Modern projects rely increasingly on data – to track, guide and analyse. But the tools that work with the data are only as good as their input. Although this may seem like common sense, across industries we regularly come across poor levels of data maturity. This holds back the cascade of benefits that digital can reap. So it’s important to get it right the first time, and build strong foundational pillars to ensure data integrity, and system confidence.

This is why the data collection and assessment process must be rigorous. Only by performing quality checks, and running through a series of analyses to iteratively improve the quality of the output, will analytics perform accurately. Once that trust is established, the whole system continues to evolve over time, refining and distilling better ways to benchmark, utilise and harness the potential of information flows across a complex environment.

Digi-tallying up the benefits

With a strong baseline, the door to real insight opens. Digital integration and standardisation allows us to learn from every project, more comprehensively drilling down into the details to understand why mistakes happen and how they can be avoided. Sometimes that just comes down to having the right solution for the right project, so a customised digital strategy can immediately highlight any inconsistencies and inefficiencies.

After the first three months, scheduling analytics come online, improving and simplifying forecasting. No longer does a technical expert need to stay on top of a complex, difficult-to-access schedule – it’s now a clean, transparent interface that improves line of sight for everyone involved with the projects, and clearly flags schedule risks to the project management team. This improves collaboration and control on site, accommodating a diverse range of technical abilities, ensuring there’s no place for inefficiencies to hide and enabling you to provide completion dates to the client with confidence.

Practice makes perfect

As construction projects become more complex, we increasingly need a counterbalancing force to simplify them. That’s the rationale behind Atkins’ Programme Management Office (PMO), as a set of tools for grounding projects and equipping teams to deliver above and beyond. We’ve been showcasing the potential of this approach with Kings College Hospital, who have been expanding their global reach. Phase One of their new hospital in Jeddah, Saudi Arabia is scheduled to open its doors later this year. The project team in Jeddah is using their analytics to their maximum capacity, with only a small team – generating huge efficiencies and raising the bar for data integration standards.

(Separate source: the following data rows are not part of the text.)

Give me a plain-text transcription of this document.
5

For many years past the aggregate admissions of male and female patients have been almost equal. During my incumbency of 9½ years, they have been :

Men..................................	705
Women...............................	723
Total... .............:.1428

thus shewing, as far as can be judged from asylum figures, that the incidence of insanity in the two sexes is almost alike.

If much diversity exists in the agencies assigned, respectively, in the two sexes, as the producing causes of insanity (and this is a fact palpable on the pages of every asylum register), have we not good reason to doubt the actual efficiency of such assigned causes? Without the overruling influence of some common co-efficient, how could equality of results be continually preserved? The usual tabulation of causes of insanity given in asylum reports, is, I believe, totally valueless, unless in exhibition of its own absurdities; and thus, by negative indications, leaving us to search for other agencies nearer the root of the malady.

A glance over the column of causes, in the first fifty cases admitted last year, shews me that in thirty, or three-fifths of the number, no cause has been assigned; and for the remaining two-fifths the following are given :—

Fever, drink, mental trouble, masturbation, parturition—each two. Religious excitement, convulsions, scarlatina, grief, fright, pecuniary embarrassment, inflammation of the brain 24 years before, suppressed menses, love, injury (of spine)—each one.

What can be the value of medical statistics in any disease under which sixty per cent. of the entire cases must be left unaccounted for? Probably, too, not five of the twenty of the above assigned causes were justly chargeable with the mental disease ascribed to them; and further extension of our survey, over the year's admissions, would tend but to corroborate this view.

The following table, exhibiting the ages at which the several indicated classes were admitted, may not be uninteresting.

With every project we apply PMO, we learn more and use those lessons to do it better in future. Which means best practice is now a standard, and we can adapt as it evolves. That enables project teams to focus on what matters: collaborating in strong working relationships and seeing the bigger picture, confident that every angle is covered by a consistent, comprehensive approach. So that, in an industry long known for overrunning and overspending, PMO integrates people, data and technology to chart a course to predictable and robust outcomes.